Concluding Deaver said, “Additionally, there’s a great deal of research going on to evaluate how the high penetrations of DERs affects DA/FLISR operations because utilities must understand the impacts of these elements on day-to-day operation. Models and techniques to reproduce how DERs behave on the distribution network and reduce their negative impacts are vital. We need to understand the effectiveness of the DA/FLISR system under realistic conditions and events. By taking advantage of these capabilities, distribution system operators can increase their understanding and confidence in DA/FLISR systems on their network, which will pay off with better utilization.”

Implementing DA/FLISR

The global DA market including FLISR was projected to reach US$21.5 billion in 2025 according to DMR (Dimension Market Research). They also expect it to grow to US$70 billion by 2034 for a CAGR (Compound Annual Growth Rate) of 14.0%. The marketplace for DA/FLISR is a growing sector. It’s driven by the need for enhanced grid reliability and the integration of renewable energy sources. The continued expansion of DA/FLISR technologies enables a growing number of utilities to improve their distribution system’s reliability, so let’s look at a few.

A DOE (Department of Energy) sponsored study on the potential for FLISR to improve reliability. One of utilities taking part was Pacific Gas & Electric (PG&E). DOE reported the study results were promising. PG&E deployed FLISR technology on approximately 30% of its circuits, costing US$194 million. The study reported, the implementation “derived an estimated 391 million avoided customer outage minutes, which translates to a benefit of US$828.8 million.” That’s a pretty good rate of return for the funds expended.

National Grid expanded its FLISR coverage in 2025. The end of March 2024 saw about 6.4% of its NY customers on FLISR circuits. That expanded to approximately 9% of its NY customer-base by the end of March 2025, which represents about 152,000 customers on 350 FLISR schemes.

National Grid has set a goal of having 60% of it NY customers connected to FLISR circuits in the near future.

DA/FLISR technology has been part of Southern Company’s grid modernization program for over a decade.
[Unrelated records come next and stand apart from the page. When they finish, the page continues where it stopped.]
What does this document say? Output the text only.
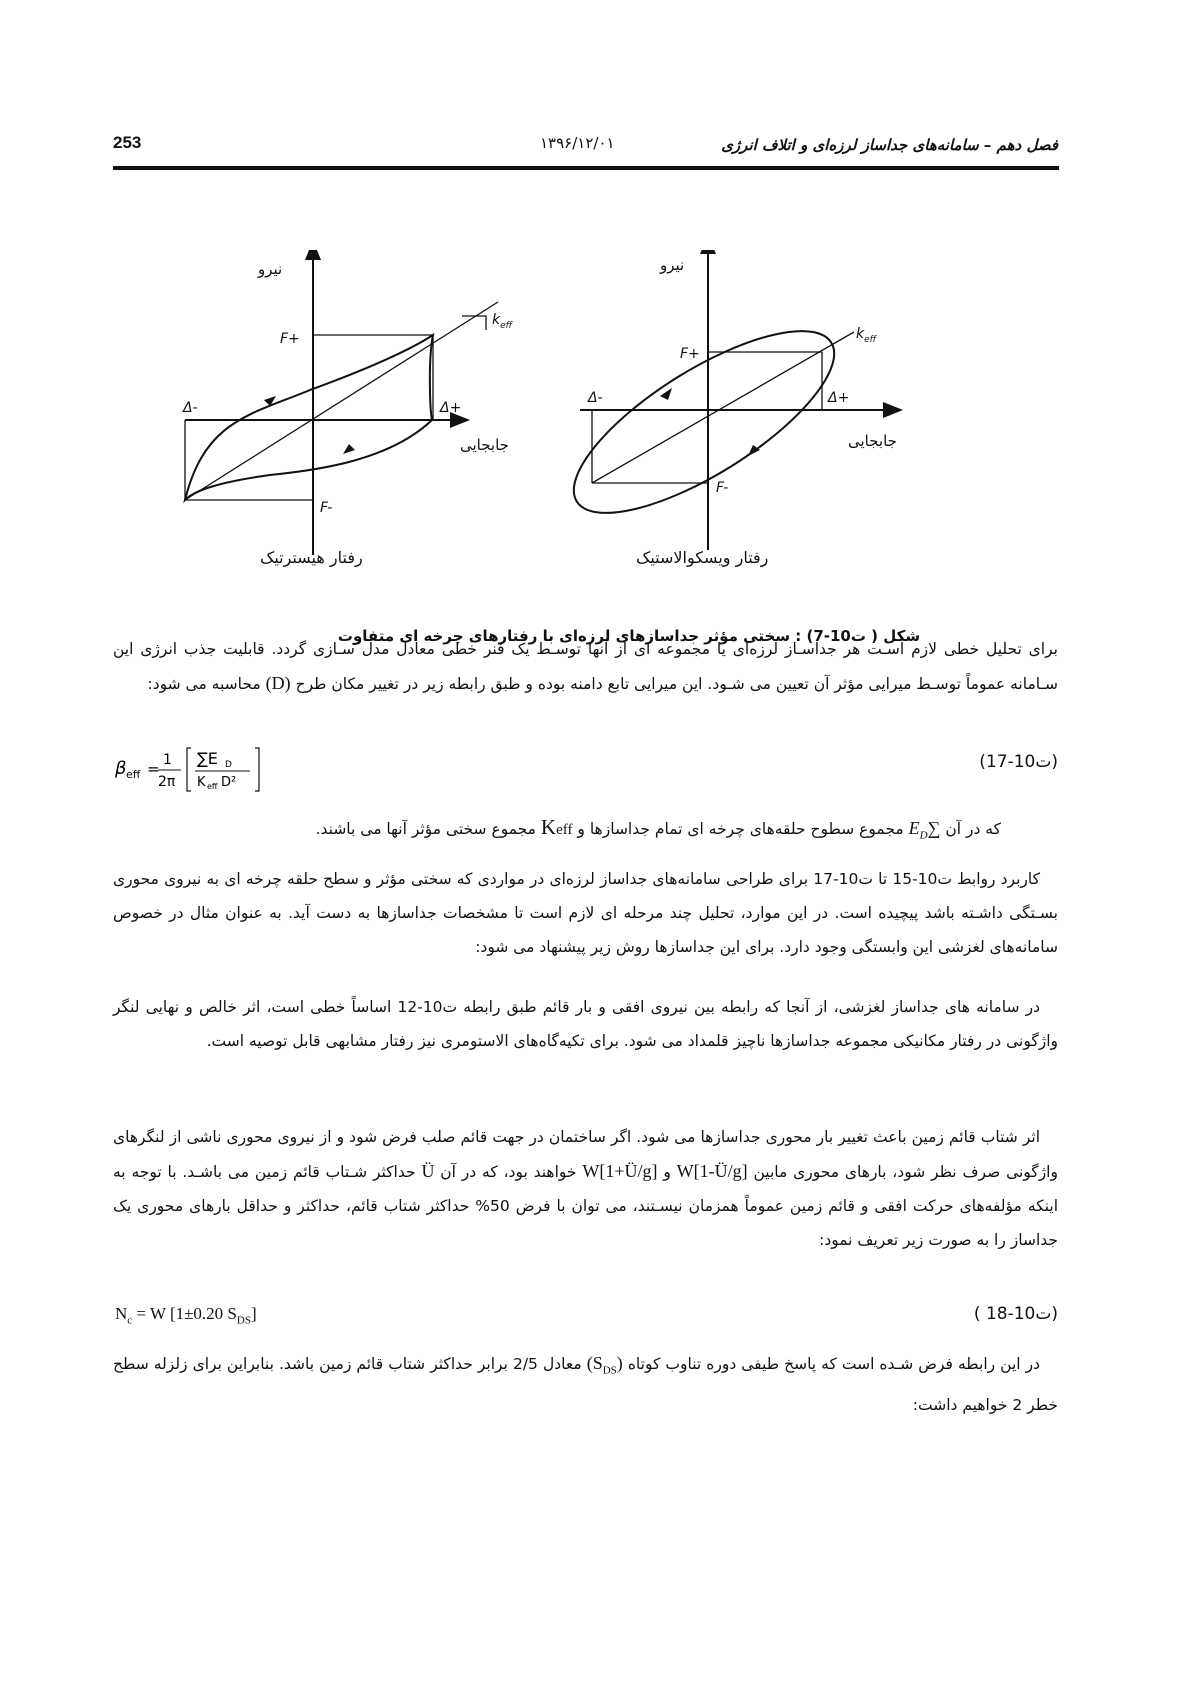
253	۱۳۹۶/۱۲/۰۱	فصل دهم – سامانه‌های جداساز لرزه‌ای و اتلاف انرژی
نیرو
F+
Δ-	Δ+
جابجایی
F-
$k_{eff}$
رفتار هیسترتیک
نیرو
F+
Δ-	Δ+
جابجایی
F-
$k_{eff}$
رفتار ویسکوالاستیک
شکل ( ت10-7) : سختی مؤثر جداسازهای لرزه‌ای با رفتارهای چرخه ای متفاوت

برای تحلیل خطی لازم اسـت هر جداسـاز لرزه‌ای یا مجموعه ای از آنها توسـط یک فنر خطی معادل مدل سـازی گردد. قابلیت جذب انرژی این سـامانه عموماً توسـط میرایی مؤثر آن تعیین می شـود. این میرایی تابع دامنه بوده و طبق رابطه زیر در تغییر مکان طرح (D) محاسبه می شود:

β eff = 1
2π
∑E D
K eff D²
(ت10-17)

که در آن $\sum E_D$ مجموع سطوح حلقه‌های چرخه ای تمام جداسازها و Keff مجموع سختی مؤثر آنها می باشند.

کاربرد روابط ت10-15 تا ت10-17 برای طراحی سامانه‌های جداساز لرزه‌ای در مواردی که سختی مؤثر و سطح حلقه چرخه ای به نیروی محوری بسـتگی داشـته باشد پیچیده است. در این موارد، تحلیل چند مرحله ای لازم است تا مشخصات جداسازها به دست آید. به عنوان مثال در خصوص سامانه‌های لغزشی این وابستگی وجود دارد. برای این جداسازها روش زیر پیشنهاد می شود:

در سامانه های جداساز لغزشی، از آنجا که رابطه بین نیروی افقی و بار قائم طبق رابطه ت10-12 اساساً خطی است، اثر خالص و نهایی لنگر واژگونی در رفتار مکانیکی مجموعه جداسازها ناچیز قلمداد می شود. برای تکیه‌گاه‌های الاستومری نیز رفتار مشابهی قابل توصیه است.

اثر شتاب قائم زمین باعث تغییر بار محوری جداسازها می شود. اگر ساختمان در جهت قائم صلب فرض شود و از نیروی محوری ناشی از لنگرهای واژگونی صرف نظر شود، بارهای محوری مابین W[1-Ü/g] و W[1+Ü/g] خواهند بود، که در آن Ü حداکثر شـتاب قائم زمین می باشـد. با توجه به اینکه مؤلفه‌های حرکت افقی و قائم زمین عموماً همزمان نیسـتند، می توان با فرض 50% حداکثر شتاب قائم، حداکثر و حداقل بارهای محوری یک جداساز را به صورت زیر تعریف نمود:

$N_c = W$ [1±0.20 $S_{DS}$]	(ت10-18 )

در این رابطه فرض شـده است که پاسخ طیفی دوره تناوب کوتاه $(S_{DS})$ معادل 2/5 برابر حداکثر شتاب قائم زمین باشد. بنابراین برای زلزله سطح خطر 2 خواهیم داشت:
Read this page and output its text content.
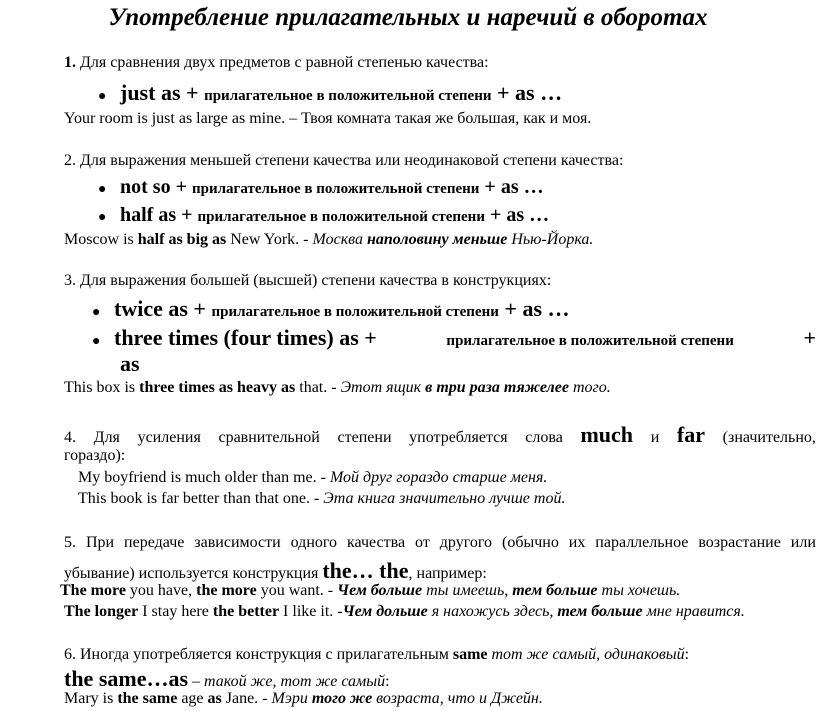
Употребление прилагательных и наречий в оборотах
1. Для сравнения двух предметов с равной степенью качества:
● just as + прилагательное в положительной степени + as …
Your room is just as large as mine. – Твоя комната такая же большая, как и моя.
2. Для выражения меньшей степени качества или неодинаковой степени качества:
● not so + прилагательное в положительной степени + as …
● half as + прилагательное в положительной степени + as …
Moscow is half as big as New York. - Москва наполовину меньше Нью-Йорка.
3. Для выражения большей (высшей) степени качества в конструкциях:
● twice as + прилагательное в положительной степени + as …
● three times (four times) as +	прилагательное в положительной степени	+
as
This box is three times as heavy as that. - Этот ящик в три раза тяжелее того.
4. Для усиления сравнительной степени употребляется слова much и far (значительно,
гораздо):
My boyfriend is much older than me. - Мой друг гораздо старше меня.
This book is far better than that one. - Эта книга значительно лучше той.
5. При передаче зависимости одного качества от другого (обычно их параллельное возрастание или
убывание) используется конструкция the… the, например:
The more you have, the more you want. - Чем больше ты имеешь, тем больше ты хочешь.
The longer I stay here the better I like it. -Чем дольше я нахожусь здесь, тем больше мне нравится.
6. Иногда употребляется конструкция с прилагательным same тот же самый, одинаковый:
the same…as – такой же, тот же самый:
Mary is the same age as Jane. - Мэри того же возраста, что и Джейн.
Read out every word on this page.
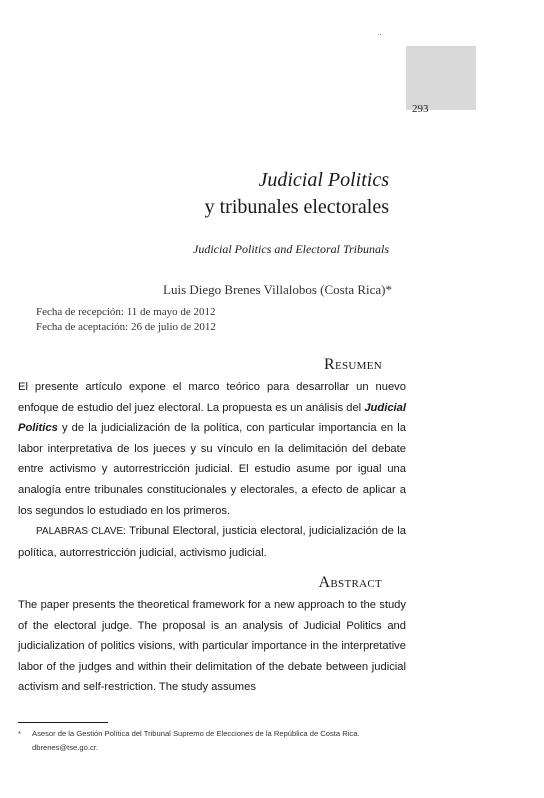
293
Judicial Politics
y tribunales electorales
Judicial Politics and Electoral Tribunals
Luis Diego Brenes Villalobos (Costa Rica)*
Fecha de recepción: 11 de mayo de 2012
Fecha de aceptación: 26 de julio de 2012
Resumen

El presente artículo expone el marco teórico para desarrollar un nuevo enfoque de estudio del juez electoral. La propuesta es un análisis del Judicial Politics y de la judicialización de la política, con particular importancia en la labor interpretativa de los jueces y su vínculo en la delimitación del debate entre activismo y autorrestricción judicial. El estudio asume por igual una analogía entre tribunales constitucionales y electorales, a efecto de aplicar a los segundos lo estudiado en los primeros.

PALABRAS CLAVE: Tribunal Electoral, justicia electoral, judicialización de la política, autorrestricción judicial, activismo judicial.

Abstract

The paper presents the theoretical framework for a new approach to the study of the electoral judge. The proposal is an analysis of Judicial Politics and judicialization of politics visions, with particular importance in the interpretative labor of the judges and within their delimitation of the debate between judicial activism and self-restriction. The study assumes

* Asesor de la Gestión Política del Tribunal Supremo de Elecciones de la República de Costa Rica.
dbrenes@tse.go.cr.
It has significantly reduced outage impacts across their service territories. One of their subsidiaries, Alabama Power estimated “it has prevented more than a million customers from experiencing sustained outages.”

Boosting Resilience

DA/FLISR implementations are revolutionizing electric distribution systems. Instead of widespread outages, DA/ FLISR limits a fault to a small segment. The duration of the outage is shorten by quickly restoring power to most customers within seconds or minutes, which means a more stable power gird. Automating fault response and rerouting power lowers CAIDI (customer Average Interruption Duration Index), SAIDI (System Average Interruption Duration Index), and SAIFI (System Average Interruption Frequency Index) numbers.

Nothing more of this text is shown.